Klar, der Strand war schön. Kurzgeschichten.
Lebenshilfe
Es geht nicht darum, ein nobelpreisverdächtiges Werk frenetisch hochleben zu lassen, hier ist die Rede von einem Büchlein, das so deutlich wie nur wenige die Verklammerung von Lebenshilfe und Schreiben zeigt. Eindrücklich an den fast dreißig Kurzgeschichten: Der Leser nimmt etwas ganz Besonderes mit, er lernt "Behinderte" besser zu verstehen.
Im Johannesstift Berlin gibt es die Macherei, die eine Fülle von Angeboten für Erwachsene mit Behinderung bereithält. Und eines dieser Angebote ist eine Geschichtenwerkstatt, in der nach mitunter zähem Ringen mit erstaunlichem Engagement und Kreativität Texte erarbeitet werden. Manchmal wurden die literarischen Helfer nur über Augenbewegungen erreicht, weil das Sprechen aufgrund der Behinderung nicht möglich war.
Bianca Haack, 34: "Ich konnte mich mehr trauen etwas auszuprobieren, was ich meinte, eigentlich nicht zu können." Ihre Liebesgeschichte ist anrührend und - voller Lebensfreude und Fröhlichkeit. Oft entrücken die Autoren träumerisch in eine Welt, die sie nicht haben, suchen nach "Normalität". Regina Pannek stellt in "Amerika ist" richtig erfreut fest, dass der Kellner ihre Ungeschicklichkeit nicht sieht (sehen will), verschütteter Kaffee, Krümel auf dem Tisch.

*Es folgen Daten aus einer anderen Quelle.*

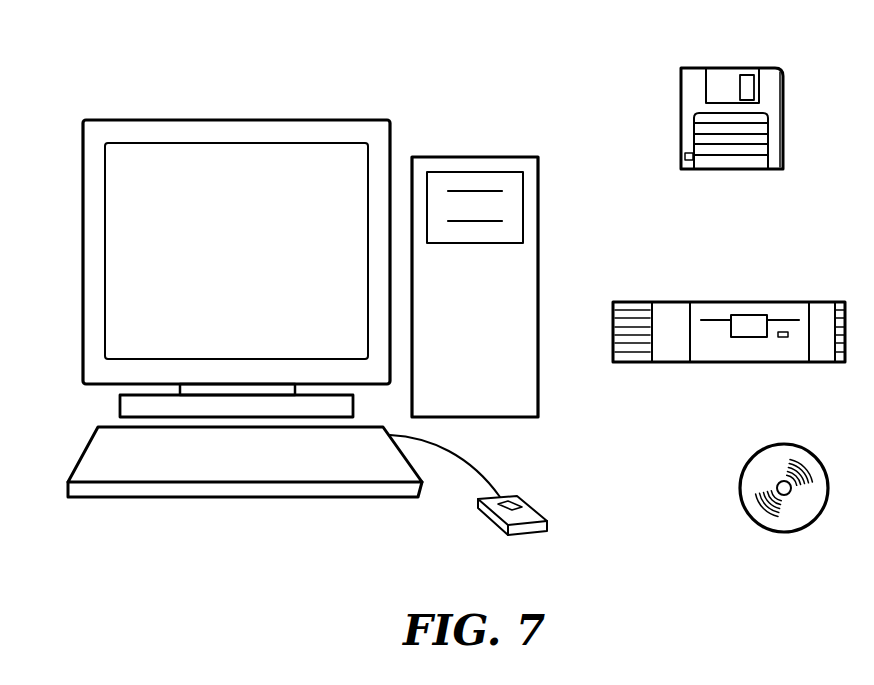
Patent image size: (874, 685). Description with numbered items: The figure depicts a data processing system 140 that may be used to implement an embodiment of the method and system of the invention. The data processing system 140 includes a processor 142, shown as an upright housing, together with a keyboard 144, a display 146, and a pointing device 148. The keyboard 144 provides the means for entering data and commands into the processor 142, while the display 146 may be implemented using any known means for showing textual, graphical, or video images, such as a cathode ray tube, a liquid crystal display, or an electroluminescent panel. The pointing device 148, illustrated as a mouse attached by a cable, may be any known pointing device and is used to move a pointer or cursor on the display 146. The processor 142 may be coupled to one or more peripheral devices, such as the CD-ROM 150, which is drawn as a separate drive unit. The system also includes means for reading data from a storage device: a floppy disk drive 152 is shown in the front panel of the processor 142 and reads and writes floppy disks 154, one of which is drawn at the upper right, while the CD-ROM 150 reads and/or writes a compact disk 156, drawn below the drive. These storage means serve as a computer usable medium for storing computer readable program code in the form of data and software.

The data processing system 140 is at (70, 108).
The processor 142 is at (455, 156).
The keyboard 144 is at (98, 427).
The display 146 is at (328, 120).
The pointing device 148 is at (527, 501).
The CD-ROM 150 is at (768, 302).
The floppy disk drive 152 is at (520, 171).
The floppy disk 154 is at (715, 68).
The compact disk 156 is at (770, 445).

Hier offenbart sich, wie übrigens in vielen Geschichten, wie Behinderte manches registrieren und werten, das anderen oft ziemlich egal ist, ja, unbekannt bleibt.
Wenn Nico Nietsch schreibt "mein Leben besteht aus Farbe" und er die Schönheit und Vielfalt der Farben betont, so mag das nicht gerade umwerfend neu anmuten, gewinnt aber Bedeutung, wenn man im letzten Satz von der Erblindung des Autors erfährt.
Ein Buch, um das sich der herausgebende Erfurter dorise-Verlag verdient gemacht hat.